In the seminal paper “Stacked generalization“, David H. Wolpert generalizes the idea of cross-validation.

Suppose you had a data set $(x_i, y_i)$ where $i=1, \ldots, n$, $x_i \in A$, and $y_i \in R$. For cross validation, you might partition the data set into three subsets, train $k$ classifiers on two of the three subsets, and test the classifiers on the held out data. Then we might select one of the $k$ classifiers by choosing the classifier which did the best on the held out data.
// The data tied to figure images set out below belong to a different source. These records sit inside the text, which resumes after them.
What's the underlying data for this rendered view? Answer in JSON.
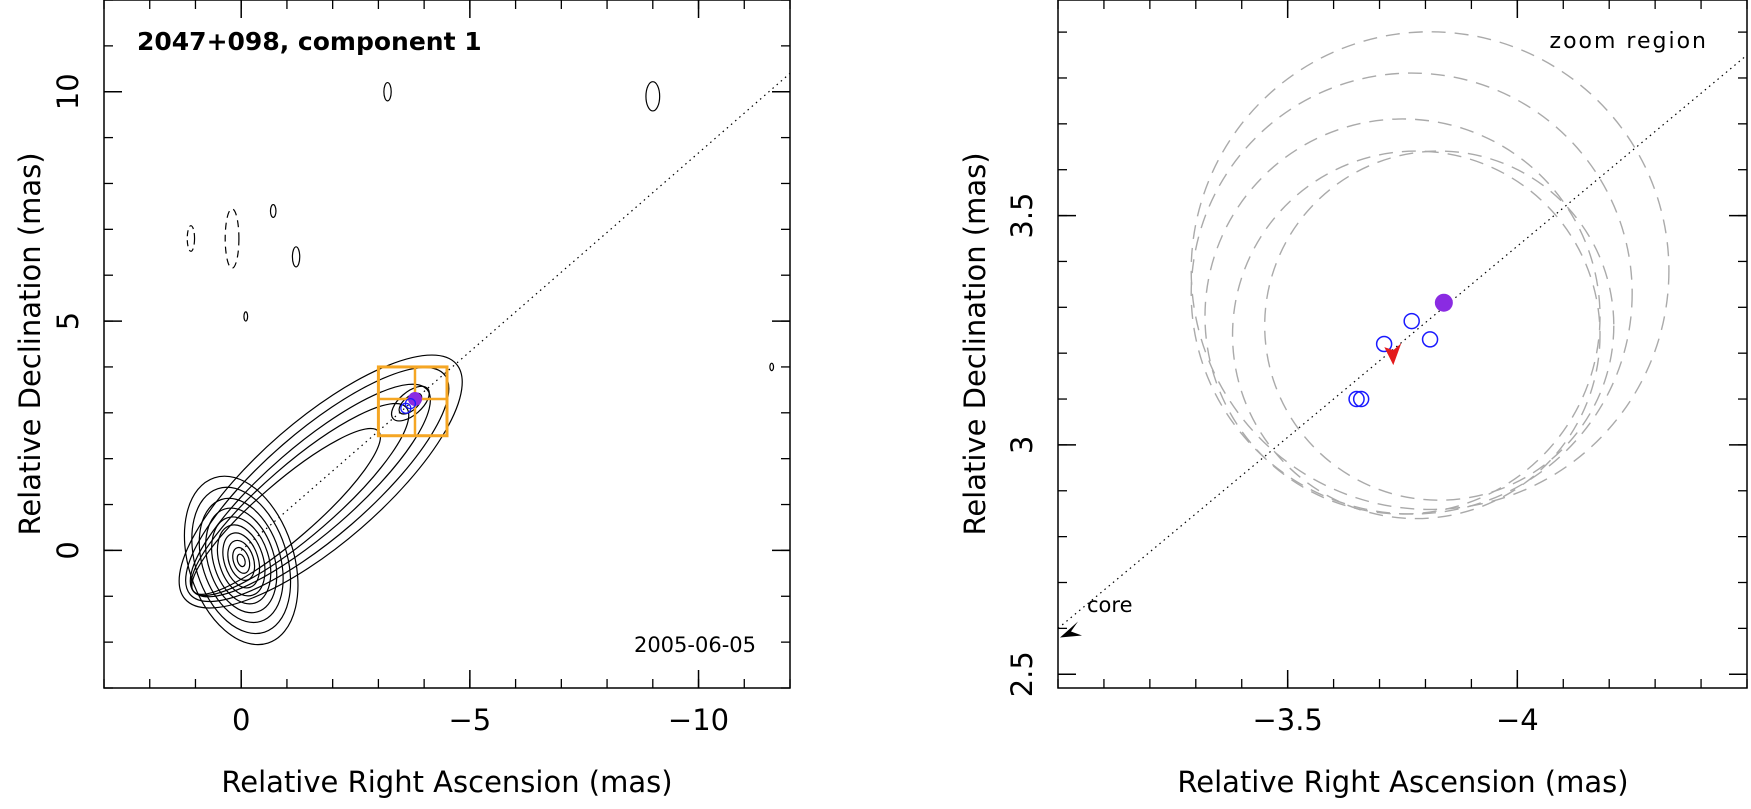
{
  "chart_data": [
    {
      "type": "scatter",
      "title": "2047+098, component 1",
      "date": "2005-06-05",
      "xlabel": "Relative Right Ascension (mas)",
      "ylabel": "Relative Declination (mas)",
      "xlim": [
        3,
        -12
      ],
      "ylim": [
        -3,
        12
      ],
      "x_ticks": [
        0,
        -5,
        -10
      ],
      "y_ticks": [
        0,
        5,
        10
      ],
      "jet_axis": {
        "from": [
          0,
          0
        ],
        "to": [
          -12,
          10.4
        ]
      },
      "zoom_box": {
        "x": [
          -3,
          -4.5
        ],
        "y": [
          2.5,
          4
        ]
      },
      "zoom_box_cross": {
        "x": -3.8,
        "y": 3.3
      },
      "components": [
        {
          "x": -3.8,
          "y": 3.3,
          "marker": "filled",
          "color": "#8a2be2"
        },
        {
          "x": -3.6,
          "y": 3.1,
          "marker": "open",
          "color": "#1a1aff"
        },
        {
          "x": -3.7,
          "y": 3.2,
          "marker": "open",
          "color": "#1a1aff"
        }
      ],
      "contour_color": "#000000",
      "box_color": "#f5a623"
    },
    {
      "type": "scatter",
      "title": "zoom region",
      "core_label": "core",
      "xlabel": "Relative Right Ascension (mas)",
      "ylabel": "Relative Declination (mas)",
      "xlim": [
        -3,
        -4.5
      ],
      "ylim": [
        2.47,
        3.97
      ],
      "x_ticks": [
        -3.5,
        -4
      ],
      "y_ticks": [
        2.5,
        3,
        3.5
      ],
      "jet_axis": {
        "from": [
          -3,
          2.6
        ],
        "to": [
          -4.5,
          3.85
        ]
      },
      "core_arrow": {
        "x": -3.0,
        "y": 2.58
      },
      "components": [
        {
          "x": -3.65,
          "y": 3.1,
          "marker": "open",
          "color": "#1a1aff"
        },
        {
          "x": -3.66,
          "y": 3.1,
          "marker": "open",
          "color": "#1a1aff"
        },
        {
          "x": -3.71,
          "y": 3.22,
          "marker": "open",
          "color": "#1a1aff"
        },
        {
          "x": -3.77,
          "y": 3.27,
          "marker": "open",
          "color": "#1a1aff"
        },
        {
          "x": -3.81,
          "y": 3.23,
          "marker": "open",
          "color": "#1a1aff"
        },
        {
          "x": -3.84,
          "y": 3.31,
          "marker": "filled",
          "color": "#8a2be2"
        }
      ],
      "velocity_arrow": {
        "x": -3.73,
        "y": 3.2,
        "color": "#e31a1c"
      },
      "uncertainty_circles": [
        {
          "cx": -3.81,
          "cy": 3.38,
          "r": 0.52
        },
        {
          "cx": -3.77,
          "cy": 3.33,
          "r": 0.48
        },
        {
          "cx": -3.75,
          "cy": 3.28,
          "r": 0.43
        },
        {
          "cx": -3.78,
          "cy": 3.24,
          "r": 0.4
        },
        {
          "cx": -3.83,
          "cy": 3.26,
          "r": 0.38
        }
      ],
      "circle_color": "#aaaaaa"
    }
  ]
}
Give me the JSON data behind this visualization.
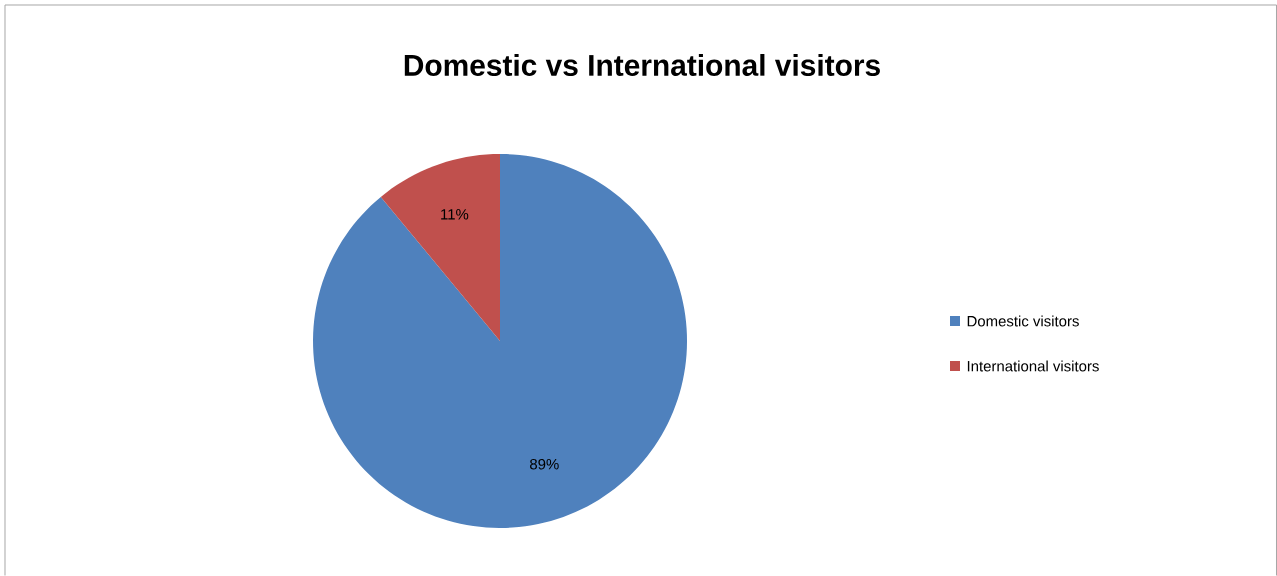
{
  "chart_data": {
    "type": "pie",
    "title": "Domestic vs International visitors",
    "categories": [
      "Domestic visitors",
      "International visitors"
    ],
    "values": [
      89,
      11
    ],
    "value_labels": [
      "89%",
      "11%"
    ],
    "colors": [
      "#4f81bd",
      "#c0504d"
    ],
    "legend": "right"
  }
}
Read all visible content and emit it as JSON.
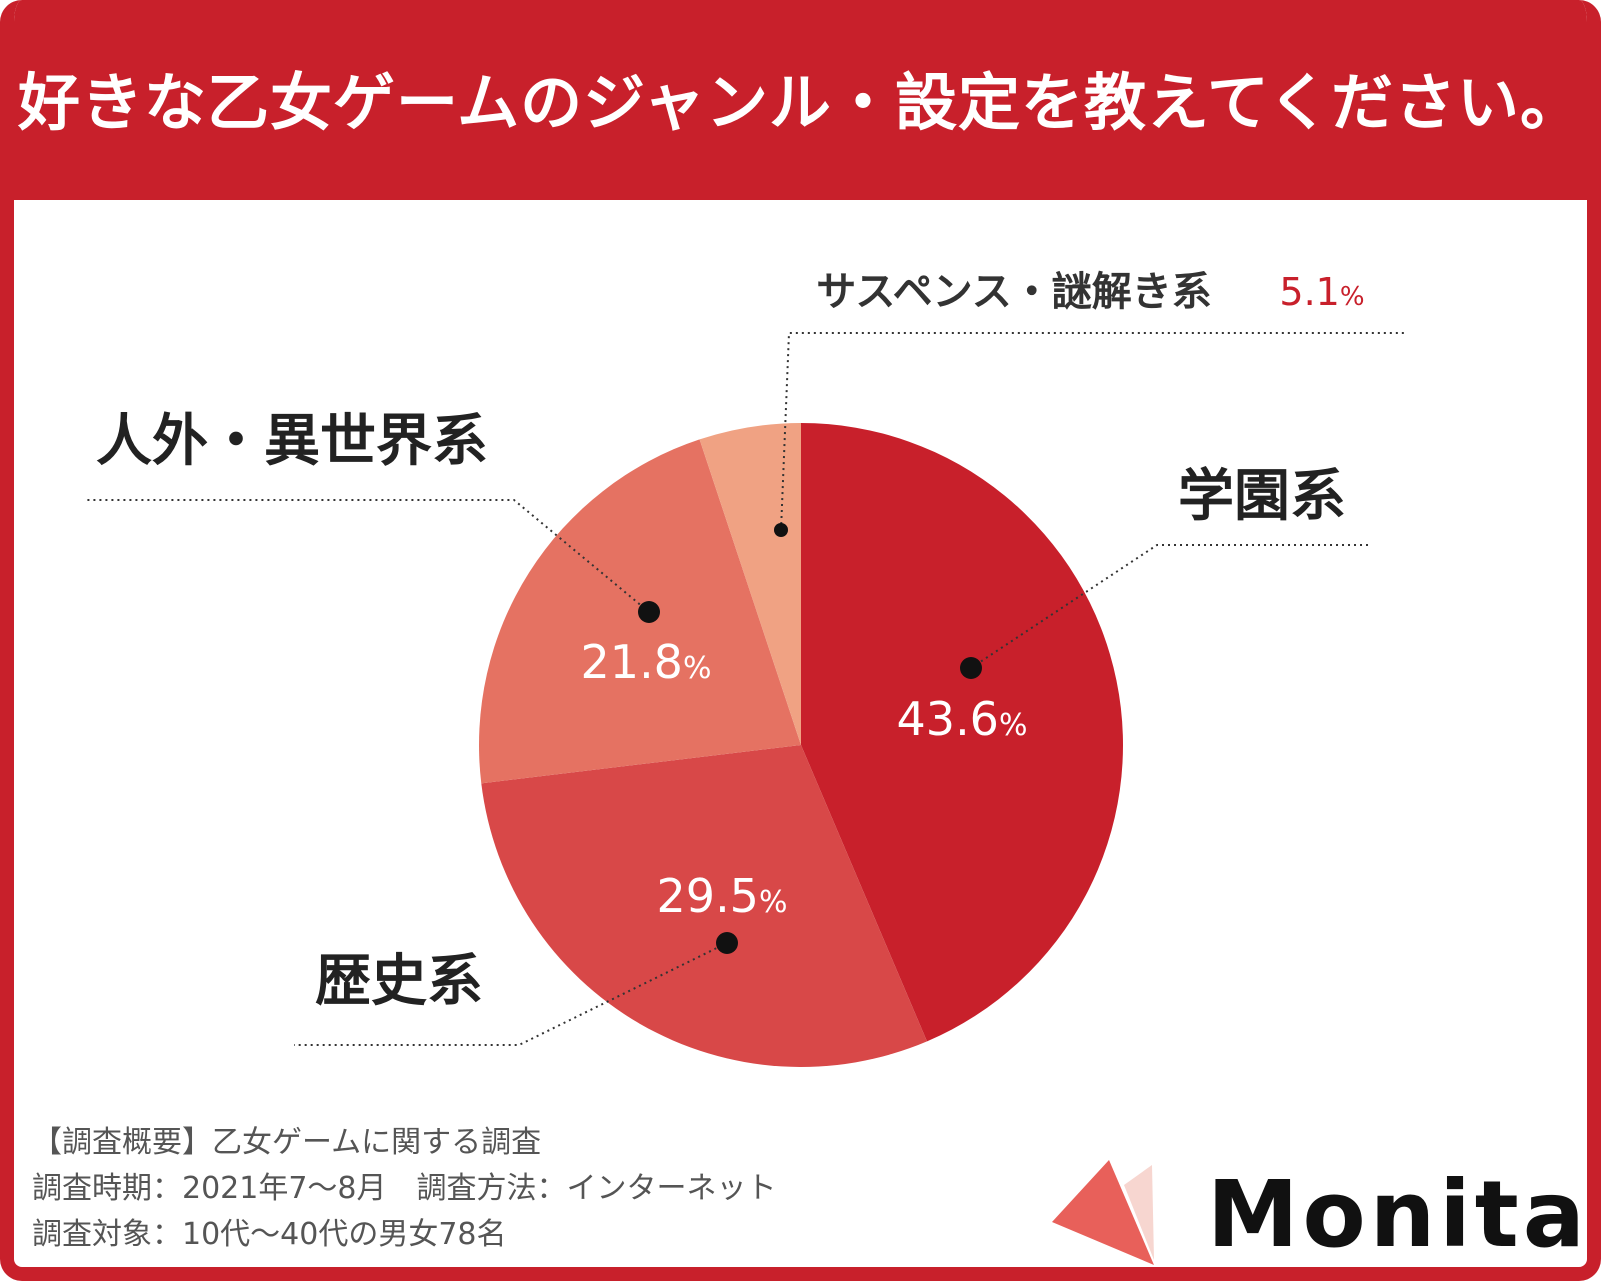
{
  "title": "好きな乙女ゲームのジャンル・設定を教えてください。",
  "chart_data": {
    "type": "pie",
    "title": "好きな乙女ゲームのジャンル・設定を教えてください。",
    "unit": "%",
    "start": "12 o'clock",
    "direction": "clockwise",
    "slices": [
      {
        "label": "学園系",
        "value": 43.6,
        "value_text": "43.6",
        "color": "#c8202b"
      },
      {
        "label": "歴史系",
        "value": 29.5,
        "value_text": "29.5",
        "color": "#d84848"
      },
      {
        "label": "人外・異世界系",
        "value": 21.8,
        "value_text": "21.8",
        "color": "#e57262"
      },
      {
        "label": "サスペンス・謎解き系",
        "value": 5.1,
        "value_text": "5.1",
        "color": "#f0a283"
      }
    ]
  },
  "notes": {
    "line1": "【調査概要】乙女ゲームに関する調査",
    "line2": "調査時期：2021年7～8月　調査方法：インターネット",
    "line3": "調査対象：10代～40代の男女78名"
  },
  "logo": {
    "text": "Monita",
    "colors": {
      "primary": "#e8605a",
      "secondary": "#f7d6d0"
    }
  }
}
Wolpert generalizes this idea by forming an $n$ by $k$ matrix of predictions from the $k$ classifiers. The $i$th row and the $j$th column would contain the prediction of the $j$th classifier on $x_i$ trained on partitions of the data set that do not include $x_i$. Then Wolpert would train a new classifier using the $i$th row of the matrix as input and trying to match $y_i$ as output. The new classifier $f$ would map $R^k$ into $R$. Let $G_j$ be the result of training the $j$th classifier on all of the data. Then the Wolpert generalized classifier would have the form

$$h(x) = f( G_1(x), G_2(x), \ldots, G_k(x) ).$$

Wolpert actually describes an even more general scheme which could have a large number of layers, much like deep belief networks and auto encoders. The idea of leaving part of the data out is similar to denoising or dropout.

In the paper “Feature-Weighted Linear Stacking“, Sill, Takacs, Mackey, and Lin describe a faster version of stacking used extensively by the second place team in the Neflix Prize contest.